Emission from the circumgalactic medium: from cosmological zoom-in simulations to multiwavelength observables

TL;DR

This study uses high-resolution cosmological simulations to predict multiwavelength emission from the circumgalactic medium, comparing results with observations and assessing future instrument capabilities.

Contribution

It provides detailed predictions of CGM emission lines from simulations and evaluates their observability with upcoming telescopes.

Findings

Lyα emission at z=0.7 detectable with FIREBall-2 for bright galaxies

Metal lines like OVI and CIV are challenging to detect

HARMONI can effectively study the CGM across various redshifts

Abstract

We simulate the flux emitted from galaxy halos in order to quantify the brightness of the circumgalactic medium (CGM). We use dedicated zoom-in cosmological simulations with the hydrodynamical Adaptive Mesh Refinement code RAMSES, which are evolved down to z=0 and reach a maximum spatial resolution of 380 $h^{-1}$pc and a gas mass resolution up to 1.8$\times 10^{5} h^{-1} \rm{M}_{\odot}$ in the densest regions. We compute the expected emission from the gas in the CGM using CLOUDY emissivity models for different lines (e.g. Ly$\alpha$, CIV, OVI, CVI, OVIII) considering UV background fluorescence, gravitational cooling and continuum emission. In the case of Ly$\alpha$ we additionally consider the scattering of continuum photons.
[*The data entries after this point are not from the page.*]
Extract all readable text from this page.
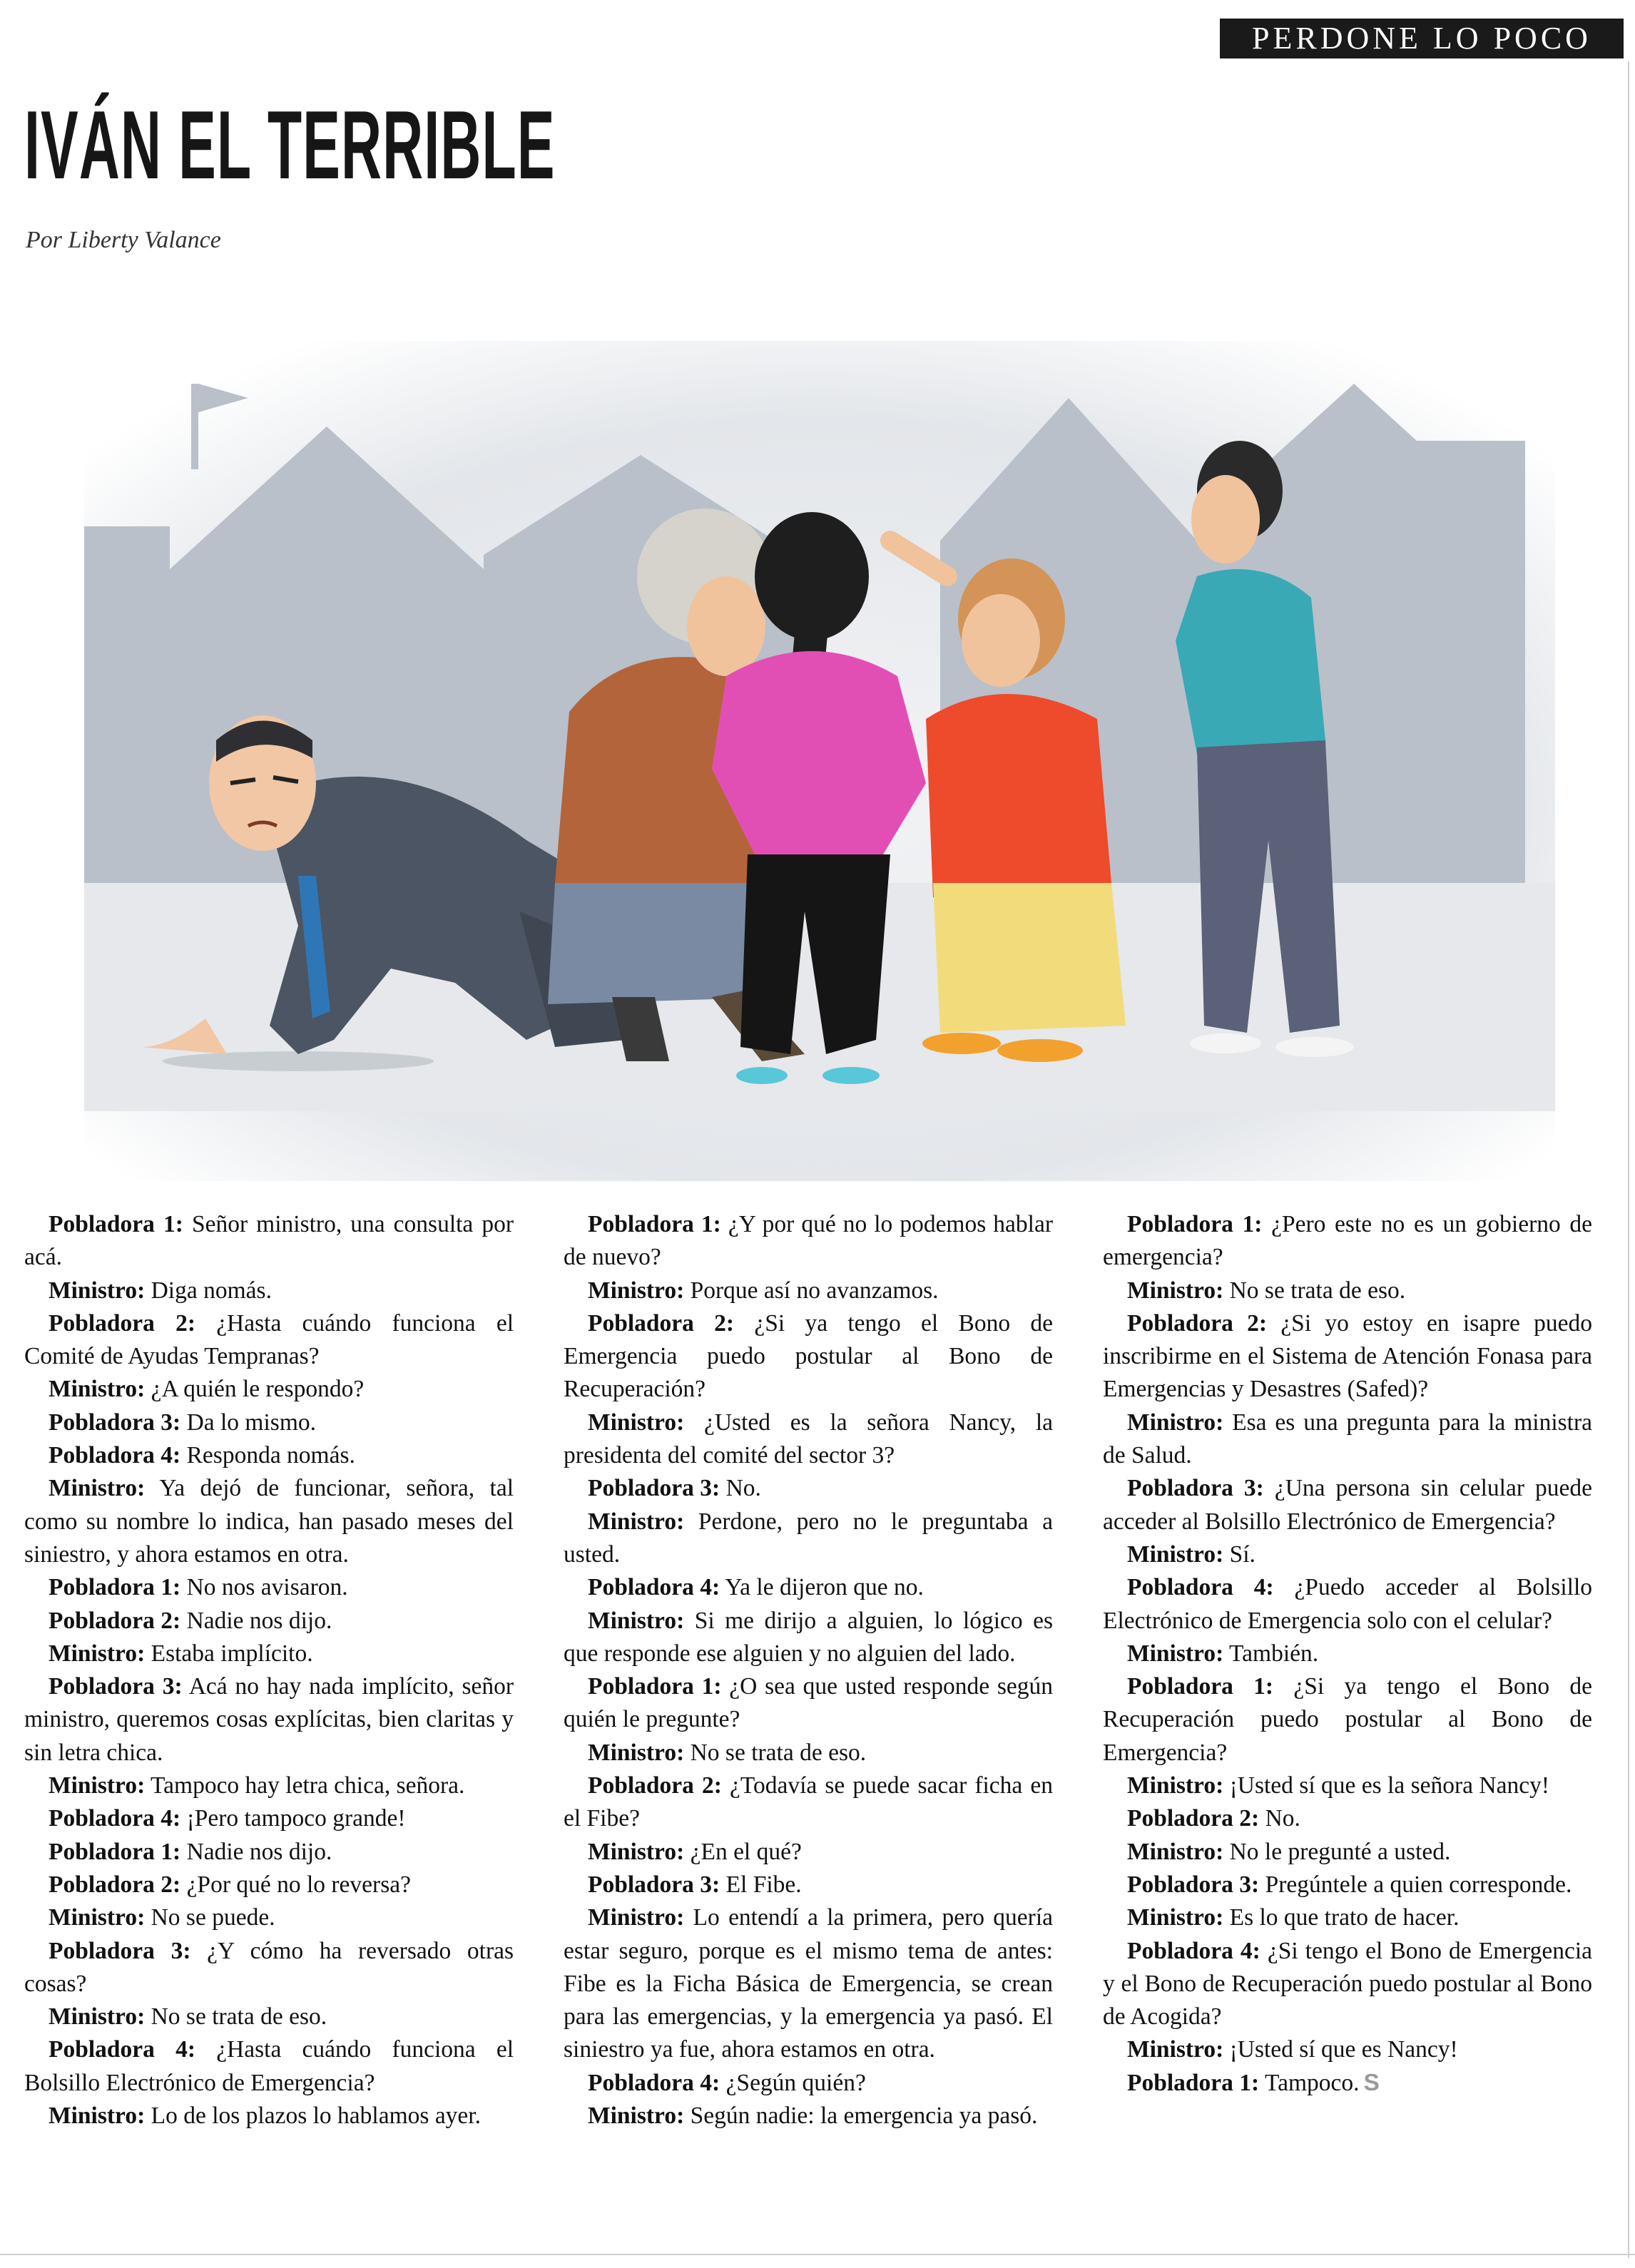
PERDONE LO POCO
IVÁN EL TERRIBLE
Por Liberty Valance

Pobladora 1: Señor ministro, una consulta por acá.

Ministro: Diga nomás.

Pobladora 2: ¿Hasta cuándo funciona el Comité de Ayudas Tempranas?

Ministro: ¿A quién le respondo?

Pobladora 3: Da lo mismo.

Pobladora 4: Responda nomás.

Ministro: Ya dejó de funcionar, señora, tal como su nombre lo indica, han pasado meses del siniestro, y ahora estamos en otra.

Pobladora 1: No nos avisaron.

Pobladora 2: Nadie nos dijo.

Ministro: Estaba implícito.

Pobladora 3: Acá no hay nada implícito, señor ministro, queremos cosas explícitas, bien claritas y sin letra chica.

Ministro: Tampoco hay letra chica, señora.

Pobladora 4: ¡Pero tampoco grande!

Pobladora 1: Nadie nos dijo.

Pobladora 2: ¿Por qué no lo reversa?

Ministro: No se puede.

Pobladora 3: ¿Y cómo ha reversado otras cosas?

Ministro: No se trata de eso.

Pobladora 4: ¿Hasta cuándo funciona el Bolsillo Electrónico de Emergencia?

Ministro: Lo de los plazos lo hablamos ayer.

Pobladora 1: ¿Y por qué no lo podemos hablar de nuevo?

Ministro: Porque así no avanzamos.

Pobladora 2: ¿Si ya tengo el Bono de Emergencia puedo postular al Bono de Recuperación?

Ministro: ¿Usted es la señora Nancy, la presidenta del comité del sector 3?

Pobladora 3: No.

Ministro: Perdone, pero no le preguntaba a usted.

Pobladora 4: Ya le dijeron que no.

Ministro: Si me dirijo a alguien, lo lógico es que responde ese alguien y no alguien del lado.

Pobladora 1: ¿O sea que usted responde según quién le pregunte?

Ministro: No se trata de eso.

Pobladora 2: ¿Todavía se puede sacar ficha en el Fibe?

Ministro: ¿En el qué?

Pobladora 3: El Fibe.

Ministro: Lo entendí a la primera, pero quería estar seguro, porque es el mismo tema de antes: Fibe es la Ficha Básica de Emergencia, se crean para las emergencias, y la emergencia ya pasó. El siniestro ya fue, ahora estamos en otra.

Pobladora 4: ¿Según quién?

Ministro: Según nadie: la emergencia ya pasó.

Pobladora 1: ¿Pero este no es un gobierno de emergencia?

Ministro: No se trata de eso.

Pobladora 2: ¿Si yo estoy en isapre puedo inscribirme en el Sistema de Atención Fonasa para Emergencias y Desastres (Safed)?

Ministro: Esa es una pregunta para la ministra de Salud.

Pobladora 3: ¿Una persona sin celular puede acceder al Bolsillo Electrónico de Emergencia?

Ministro: Sí.

Pobladora 4: ¿Puedo acceder al Bolsillo Electrónico de Emergencia solo con el celular?

Ministro: También.

Pobladora 1: ¿Si ya tengo el Bono de Recuperación puedo postular al Bono de Emergencia?

Ministro: ¡Usted sí que es la señora Nancy!

Pobladora 2: No.

Ministro: No le pregunté a usted.

Pobladora 3: Pregúntele a quien corresponde.

Ministro: Es lo que trato de hacer.

Pobladora 4: ¿Si tengo el Bono de Emergencia y el Bono de Recuperación puedo postular al Bono de Acogida?

Ministro: ¡Usted sí que es Nancy!

Pobladora 1: Tampoco. S
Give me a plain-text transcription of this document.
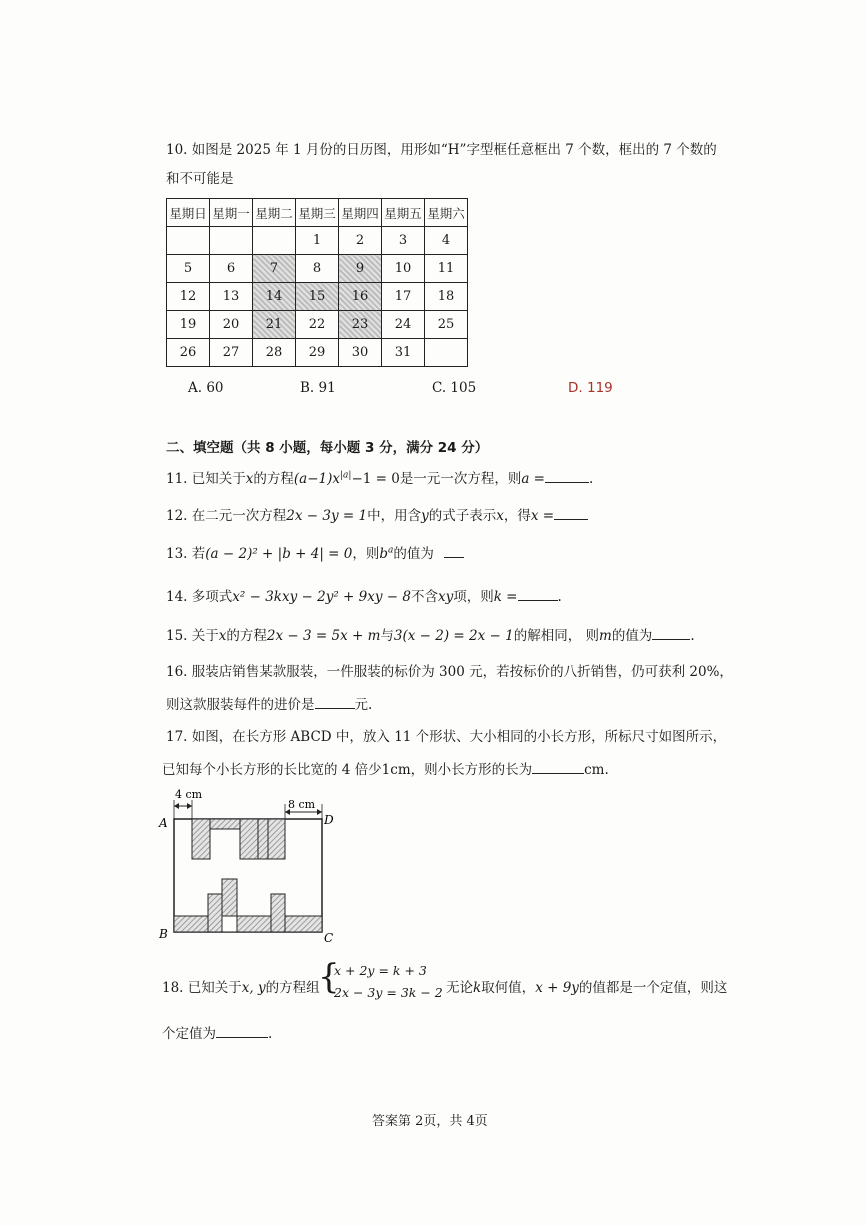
10. 如图是 2025 年 1 月份的日历图，用形如“H”字型框任意框出 7 个数，框出的 7 个数的
和不可能是
星期日	星期一	星期二	星期三	星期四	星期五	星期六
			1	2	3	4
5	6	7	8	9	10	11
12	13	14	15	16	17	18
19	20	21	22	23	24	25
26	27	28	29	30	31	
A. 60	B. 91	C. 105	D. 119
二、填空题（共 8 小题，每小题 3 分，满分 24 分）
11. 已知关于x的方程$(a-1)x^{|a|}-1 = 0$是一元一次方程，则a =	.
12. 在二元一次方程2x − 3y = 1中，用含y的式子表示x，得x =
13. 若(a − 2)² + |b + 4| = 0，则$b^a$的值为
14. 多项式x² − 3kxy − 2y² + 9xy − 8不含xy项，则k =	.
15. 关于x的方程2x − 3 = 5x + m与3(x − 2) = 2x − 1的解相同， 则m的值为	.
16. 服装店销售某款服装，一件服装的标价为 300 元，若按标价的八折销售，仍可获利 20%，
则这款服装每件的进价是	元.
17. 如图，在长方形 ABCD 中，放入 11 个形状、大小相同的小长方形，所标尺寸如图所示，
已知每个小长方形的长比宽的 4 倍少1cm，则小长方形的长为	cm.
4 cm
8 cm
A	D
B	C
18. 已知关于x, y的方程组
{
x + 2y = k + 3
2x − 3y = 3k − 2 无论k取何值，x + 9y的值都是一个定值，则这
个定值为	.
答案第 2页，共 4页
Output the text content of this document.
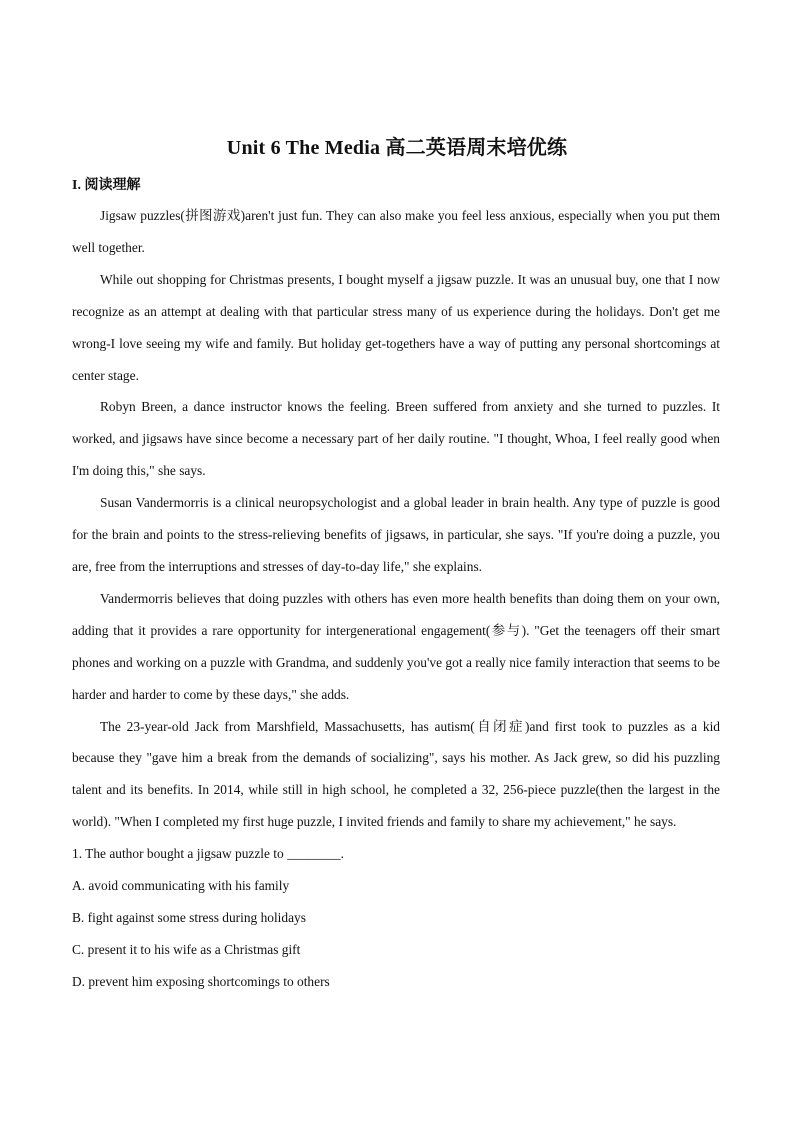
Unit 6 The Media 高二英语周末培优练
I. 阅读理解

Jigsaw puzzles(拼图游戏)aren't just fun. They can also make you feel less anxious, especially when you put them well together.

While out shopping for Christmas presents, I bought myself a jigsaw puzzle. It was an unusual buy, one that I now recognize as an attempt at dealing with that particular stress many of us experience during the holidays. Don't get me wrong-I love seeing my wife and family. But holiday get-togethers have a way of putting any personal shortcomings at center stage.

Robyn Breen, a dance instructor knows the feeling. Breen suffered from anxiety and she turned to puzzles. It worked, and jigsaws have since become a necessary part of her daily routine. "I thought, Whoa, I feel really good when I'm doing this," she says.

Susan Vandermorris is a clinical neuropsychologist and a global leader in brain health. Any type of puzzle is good for the brain and points to the stress-relieving benefits of jigsaws, in particular, she says. "If you're doing a puzzle, you are, free from the interruptions and stresses of day-to-day life," she explains.

Vandermorris believes that doing puzzles with others has even more health benefits than doing them on your own, adding that it provides a rare opportunity for intergenerational engagement(参与). "Get the teenagers off their smart phones and working on a puzzle with Grandma, and suddenly you've got a really nice family interaction that seems to be harder and harder to come by these days," she adds.

The 23-year-old Jack from Marshfield, Massachusetts, has autism(自闭症)and first took to puzzles as a kid because they "gave him a break from the demands of socializing", says his mother. As Jack grew, so did his puzzling talent and its benefits. In 2014, while still in high school, he completed a 32, 256-piece puzzle(then the largest in the world). "When I completed my first huge puzzle, I invited friends and family to share my achievement," he says.

1. The author bought a jigsaw puzzle to ________.

A. avoid communicating with his family

B. fight against some stress during holidays

C. present it to his wife as a Christmas gift

D. prevent him exposing shortcomings to others
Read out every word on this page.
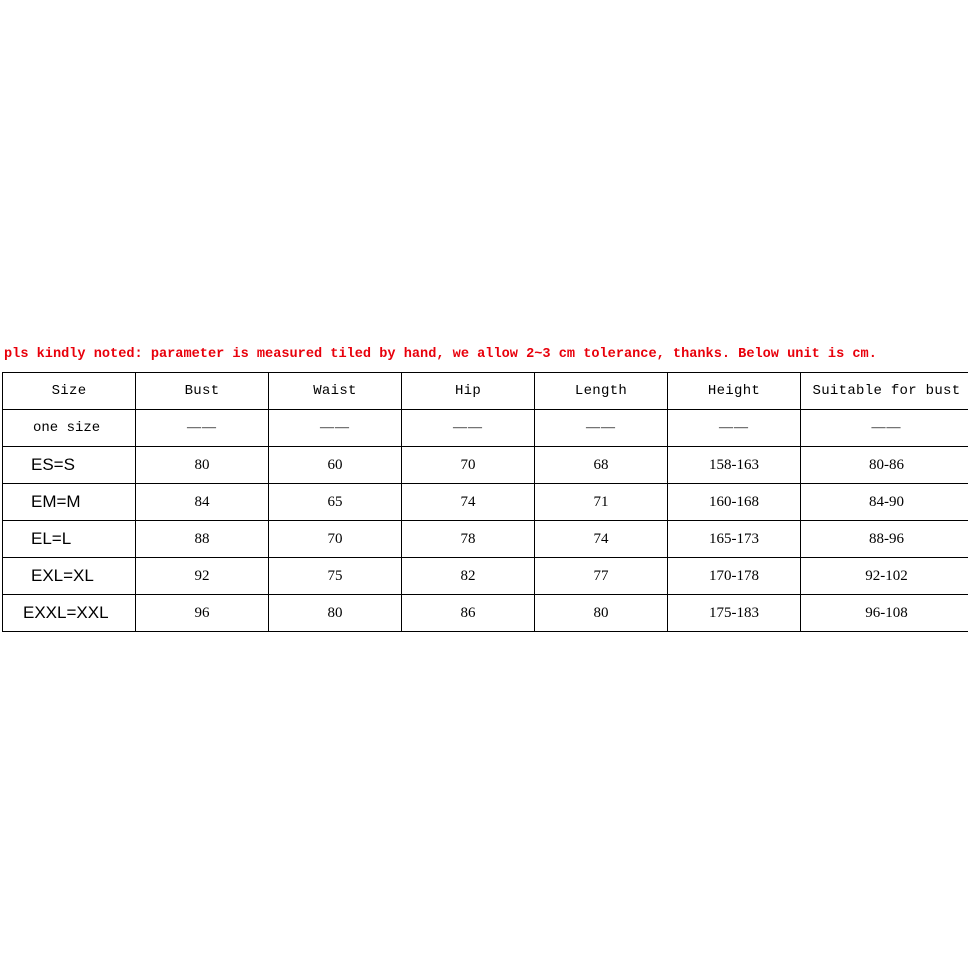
pls kindly noted: parameter is measured tiled by hand, we allow 2~3 cm tolerance, thanks. Below unit is cm.
Size	Bust	Waist	Hip	Length	Height	Suitable for bust
one size	——	——	——	——	——	——
ES=S	80	60	70	68	158-163	80-86
EM=M	84	65	74	71	160-168	84-90
EL=L	88	70	78	74	165-173	88-96
EXL=XL	92	75	82	77	170-178	92-102
EXXL=XXL	96	80	86	80	175-183	96-108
We compare our predictions to current observations and find them to be in good agreement at any redshift after adjusting the Ly$\alpha$ escape fraction. We combine our mock observations with instrument models for FIREBall-2 (UV balloon spectrograph) and HARMONI (visible and NIR IFU on the ELT) to predict CGM observations with either instrument and optimise target selections and observing strategies. Our results show that Ly$\alpha$ emission from the CGM at a redshift of 0.7 will be observable with FIREBall-2 for bright galaxies (NUV$\sim$18 mag), while metal lines like OVI and CIV will remain challenging to detect. HARMONI is found to be well suited to study the CGM at different redshifts with various tracers.